Siyasetçisinden, yorumcusuna, gazetecisinden, sosyal medya yazarlarına kadar hemen hemen tüm kesimler, Ramazan Bayramı sonrası AK Parti'de, Cumhurbaşkanı ve AK Parti Genel Başkanı Recep Tayyip Erdoğan tarafından parti içinde yapılması beklenen değişime odaklanmış durumda, çeşitli senaryolar dile getiriliyor. Yerel seçim başarısızlığının faturası kimlere kesilecek çok merak ediliyor.

Yerelde ise, evet, AK Parti beklenildiği gibi Trabzon Büyükşehir Belediye Başkanlığını kazandı, yine birçok ilçeyi kazanmasına rağmen bir önceki seçime göre oy oranlarında büyük bir düşüş yaşandı.

Ortahisar gibi kale olarak görülen dev bir ilçe kaybedildi. Kamuoyundaki görüş ise Ortahisar'a göre nispeten daha küçük olan bazı ilçelerde yüksek oy alınmış olsa bile Ortahisar'ın kaybedilmesinin yanında bunların hiçbirinin önemi yok.

Yani Trabzon'da Büyükşehir'in AK Parti'nin kazandığı büyükşehirler arasında en yüksek oy oranı ile alınması bile kaybedilen Ortahisar'ın gölgesinde kalmış durumda.

Ortahisar ilçesinin yıllar sonra ana muhalefet partisine geçmesi en büyük hayal kırıklıklarının başında geliyor.

Adayın geç açıklanması, sahaya geç inilmesi, il ve ilçe teşkilatlarından yeterli desteğin verilmemesi, bir anlamda adayın sahada yalnız bırakılması, yanlış anketler, yanlış yönlendirmeler ve daha önceki dönem ve seçimlerde etkili olan isimlerin görmezden gelinmesi, onların bu tecrübelerinden yararlanılmaması, etkin bir meclis listesinin oluşturulamaması, Ortahisar'ın kaybedilmesinde önemli faktörler arasında gösteriliyor.

AK Parti'nin Trabzon hesaplaşması tahmin edilebileceği üzere Ortahisar sonuçları üzerinden olacak. Belki de il ve ilçe teşkilatlarında yer alan bazı isimlerin üstü çizilecek.

Fakat İl Başkanlığı Ortahisar için şu savunmayı yapabilir: "Biz, milletvekillerine verdiğimiz raporda bu aday ile Ortahisar'ı kaybederiz. Biz demiştik ama sözümüzü dinletemedik" gibi bir söylem ortaya atılabilir.

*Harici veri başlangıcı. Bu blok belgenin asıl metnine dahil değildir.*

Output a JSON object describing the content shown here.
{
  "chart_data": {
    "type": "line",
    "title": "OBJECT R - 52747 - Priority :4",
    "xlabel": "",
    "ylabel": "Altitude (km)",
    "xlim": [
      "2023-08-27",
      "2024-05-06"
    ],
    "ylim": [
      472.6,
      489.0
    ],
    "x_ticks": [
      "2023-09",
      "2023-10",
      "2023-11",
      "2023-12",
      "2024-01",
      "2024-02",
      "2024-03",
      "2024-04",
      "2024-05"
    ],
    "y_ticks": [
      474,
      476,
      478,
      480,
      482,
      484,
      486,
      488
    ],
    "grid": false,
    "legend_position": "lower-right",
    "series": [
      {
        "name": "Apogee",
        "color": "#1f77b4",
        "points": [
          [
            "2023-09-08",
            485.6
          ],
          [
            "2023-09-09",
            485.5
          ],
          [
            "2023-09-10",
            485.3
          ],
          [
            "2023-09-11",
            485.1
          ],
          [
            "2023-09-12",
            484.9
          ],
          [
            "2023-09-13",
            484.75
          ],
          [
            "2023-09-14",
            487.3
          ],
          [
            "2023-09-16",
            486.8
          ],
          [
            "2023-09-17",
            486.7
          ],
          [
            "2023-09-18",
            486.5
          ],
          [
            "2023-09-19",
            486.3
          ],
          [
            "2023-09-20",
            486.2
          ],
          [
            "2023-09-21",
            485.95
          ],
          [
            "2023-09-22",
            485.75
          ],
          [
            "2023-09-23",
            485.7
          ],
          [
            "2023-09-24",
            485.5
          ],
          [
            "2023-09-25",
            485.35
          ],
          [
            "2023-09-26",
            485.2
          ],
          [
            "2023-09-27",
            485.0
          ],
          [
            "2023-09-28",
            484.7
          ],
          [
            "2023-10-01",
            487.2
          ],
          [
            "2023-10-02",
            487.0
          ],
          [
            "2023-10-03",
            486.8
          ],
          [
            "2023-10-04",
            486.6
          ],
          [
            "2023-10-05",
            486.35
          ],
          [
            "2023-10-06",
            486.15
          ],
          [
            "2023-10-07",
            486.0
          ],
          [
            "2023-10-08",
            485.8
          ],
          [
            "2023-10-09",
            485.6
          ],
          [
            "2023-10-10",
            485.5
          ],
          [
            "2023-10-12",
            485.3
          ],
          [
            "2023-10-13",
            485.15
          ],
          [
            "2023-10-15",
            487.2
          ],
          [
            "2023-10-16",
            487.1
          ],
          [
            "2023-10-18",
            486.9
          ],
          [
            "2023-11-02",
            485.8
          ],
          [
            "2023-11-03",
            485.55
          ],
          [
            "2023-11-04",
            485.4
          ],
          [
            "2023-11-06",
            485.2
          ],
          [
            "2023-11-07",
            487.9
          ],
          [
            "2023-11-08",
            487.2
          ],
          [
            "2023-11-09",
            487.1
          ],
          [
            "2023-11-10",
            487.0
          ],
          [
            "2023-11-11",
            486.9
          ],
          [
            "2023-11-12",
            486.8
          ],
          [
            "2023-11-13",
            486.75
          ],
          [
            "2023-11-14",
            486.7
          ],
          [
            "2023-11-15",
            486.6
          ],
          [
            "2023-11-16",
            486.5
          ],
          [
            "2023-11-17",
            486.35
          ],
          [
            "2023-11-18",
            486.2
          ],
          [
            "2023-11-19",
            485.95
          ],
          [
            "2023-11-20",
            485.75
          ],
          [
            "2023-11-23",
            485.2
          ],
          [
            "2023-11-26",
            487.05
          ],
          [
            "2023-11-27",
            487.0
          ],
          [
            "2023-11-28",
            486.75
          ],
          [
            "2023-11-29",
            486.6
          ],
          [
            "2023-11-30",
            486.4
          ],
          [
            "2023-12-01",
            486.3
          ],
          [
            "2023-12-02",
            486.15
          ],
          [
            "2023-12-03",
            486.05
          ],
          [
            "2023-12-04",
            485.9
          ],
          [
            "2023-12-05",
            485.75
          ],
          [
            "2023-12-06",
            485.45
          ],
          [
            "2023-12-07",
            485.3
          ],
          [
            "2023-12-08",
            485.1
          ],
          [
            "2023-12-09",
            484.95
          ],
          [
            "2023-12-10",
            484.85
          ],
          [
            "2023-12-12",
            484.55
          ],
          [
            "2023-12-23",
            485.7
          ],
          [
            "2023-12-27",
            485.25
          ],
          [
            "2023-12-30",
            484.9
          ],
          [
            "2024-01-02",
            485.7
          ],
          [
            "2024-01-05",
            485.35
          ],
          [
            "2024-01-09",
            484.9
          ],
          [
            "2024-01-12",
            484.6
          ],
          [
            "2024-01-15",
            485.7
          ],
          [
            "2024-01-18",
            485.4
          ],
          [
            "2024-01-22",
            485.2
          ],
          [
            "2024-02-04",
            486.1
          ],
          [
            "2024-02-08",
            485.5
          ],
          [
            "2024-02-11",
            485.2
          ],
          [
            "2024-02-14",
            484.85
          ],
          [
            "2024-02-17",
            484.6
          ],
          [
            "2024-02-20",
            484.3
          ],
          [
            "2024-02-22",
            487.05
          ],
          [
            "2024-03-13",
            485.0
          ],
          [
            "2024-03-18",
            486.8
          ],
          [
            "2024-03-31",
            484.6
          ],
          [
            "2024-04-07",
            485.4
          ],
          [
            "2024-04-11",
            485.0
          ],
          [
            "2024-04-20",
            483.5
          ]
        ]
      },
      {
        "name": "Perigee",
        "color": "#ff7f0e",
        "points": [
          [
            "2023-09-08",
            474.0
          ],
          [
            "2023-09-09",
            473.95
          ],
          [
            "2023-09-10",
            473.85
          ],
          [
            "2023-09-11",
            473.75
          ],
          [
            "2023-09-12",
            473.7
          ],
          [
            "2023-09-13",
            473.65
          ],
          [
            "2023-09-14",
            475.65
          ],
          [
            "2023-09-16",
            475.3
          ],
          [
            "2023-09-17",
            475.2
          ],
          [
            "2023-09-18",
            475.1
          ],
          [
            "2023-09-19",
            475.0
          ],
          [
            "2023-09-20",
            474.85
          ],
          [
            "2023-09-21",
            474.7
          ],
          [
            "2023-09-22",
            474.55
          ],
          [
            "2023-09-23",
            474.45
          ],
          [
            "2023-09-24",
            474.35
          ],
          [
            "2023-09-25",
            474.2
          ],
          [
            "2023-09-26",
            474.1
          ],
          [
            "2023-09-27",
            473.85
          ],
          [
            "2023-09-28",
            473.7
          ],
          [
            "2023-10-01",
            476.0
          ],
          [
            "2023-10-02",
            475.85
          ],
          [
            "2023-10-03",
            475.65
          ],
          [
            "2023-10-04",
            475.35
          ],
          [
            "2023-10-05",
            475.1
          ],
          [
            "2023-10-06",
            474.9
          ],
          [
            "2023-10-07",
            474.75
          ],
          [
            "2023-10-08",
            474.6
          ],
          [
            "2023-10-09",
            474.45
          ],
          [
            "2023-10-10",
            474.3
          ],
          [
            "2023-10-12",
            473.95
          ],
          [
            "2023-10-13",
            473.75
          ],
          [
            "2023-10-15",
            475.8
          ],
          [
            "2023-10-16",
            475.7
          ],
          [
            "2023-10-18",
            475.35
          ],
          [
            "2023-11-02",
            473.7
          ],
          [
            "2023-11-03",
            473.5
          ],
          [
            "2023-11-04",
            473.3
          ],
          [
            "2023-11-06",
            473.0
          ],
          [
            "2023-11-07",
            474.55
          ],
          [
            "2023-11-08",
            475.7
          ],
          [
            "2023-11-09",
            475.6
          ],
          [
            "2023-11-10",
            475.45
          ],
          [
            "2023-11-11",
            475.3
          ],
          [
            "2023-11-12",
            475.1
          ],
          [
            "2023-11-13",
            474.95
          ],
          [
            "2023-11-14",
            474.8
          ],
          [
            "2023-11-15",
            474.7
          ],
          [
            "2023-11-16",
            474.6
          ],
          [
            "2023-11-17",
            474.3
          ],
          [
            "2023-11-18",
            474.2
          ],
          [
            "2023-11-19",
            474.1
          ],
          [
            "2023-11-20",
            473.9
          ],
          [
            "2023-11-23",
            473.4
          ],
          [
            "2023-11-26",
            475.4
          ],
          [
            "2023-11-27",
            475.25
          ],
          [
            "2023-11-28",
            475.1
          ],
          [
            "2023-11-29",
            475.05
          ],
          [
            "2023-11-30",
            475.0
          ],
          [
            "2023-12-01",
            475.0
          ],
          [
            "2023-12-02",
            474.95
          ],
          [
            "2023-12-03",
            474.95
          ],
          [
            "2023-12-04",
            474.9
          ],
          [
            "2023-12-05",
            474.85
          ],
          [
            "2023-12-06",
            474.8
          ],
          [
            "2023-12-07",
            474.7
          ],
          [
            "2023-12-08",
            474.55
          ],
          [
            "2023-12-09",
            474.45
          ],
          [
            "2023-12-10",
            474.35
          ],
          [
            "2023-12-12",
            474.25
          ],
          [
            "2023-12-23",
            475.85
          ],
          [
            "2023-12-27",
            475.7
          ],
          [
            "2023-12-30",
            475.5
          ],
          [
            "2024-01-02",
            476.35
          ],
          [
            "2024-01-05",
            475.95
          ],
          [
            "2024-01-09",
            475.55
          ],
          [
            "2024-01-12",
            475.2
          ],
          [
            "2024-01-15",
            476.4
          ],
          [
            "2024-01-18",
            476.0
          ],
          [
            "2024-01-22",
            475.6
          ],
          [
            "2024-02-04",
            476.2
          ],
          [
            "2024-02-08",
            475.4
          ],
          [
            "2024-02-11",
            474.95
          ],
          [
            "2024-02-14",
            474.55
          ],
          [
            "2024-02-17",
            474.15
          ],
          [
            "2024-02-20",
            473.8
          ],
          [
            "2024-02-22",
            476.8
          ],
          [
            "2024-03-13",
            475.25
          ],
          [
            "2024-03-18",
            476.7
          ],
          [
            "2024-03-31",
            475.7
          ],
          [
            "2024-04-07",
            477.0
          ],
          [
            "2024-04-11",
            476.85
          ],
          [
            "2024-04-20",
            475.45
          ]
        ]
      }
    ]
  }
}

Ya anketlere ne demeli? Bu anketleri kim yaptırmış ise Ortahisar'ın kaybedilmesinde etkinliği göz ardı edilemez. Yanlış çıkan sonuçlar, yanlış yönlendirmeleri ve biz kazandık havasını da beraberinde getirdi.

Belki de Ramazan Bayramı'ndan sonra AK Parti'de köklü değişimler olacak. Başkan Erdoğan, bu hezimetin hesabını yerelde ve genelde sormadan bırakmaz.

Elleri ile bin bir zorlukla göğüs gererek 22 yılda büyüttüğü ve bu seviyeye getirdiği partisinin bir seçimle bu hale gelmesi en çok da Başkan Erdoğan'ı üzmüştür, içinde ne fırtınalar kopuyordur kuşkusuz.

Partisinin yeniden eski günlere dönmesi için atacağı adımlar çok doğal karşılanmalıdır. Ya da olmaz ama Başkan Erdoğan harekete geçmeden seçim başarısızlığından sorumlu olanlar bir bir gerekeni yaparlar mı? Ama bu tür bir gelişme günümüz Türkiye siyasetinde pek olası bir durum değil. Kimse çıkıp da "sorumluluk benim" demez.

Ramazan Bayramınızı kutlar, ailenizle sağlıklı, mutlu ve huzurlu bir bayram geçirmenizi Yüce Allah'tan dilerim.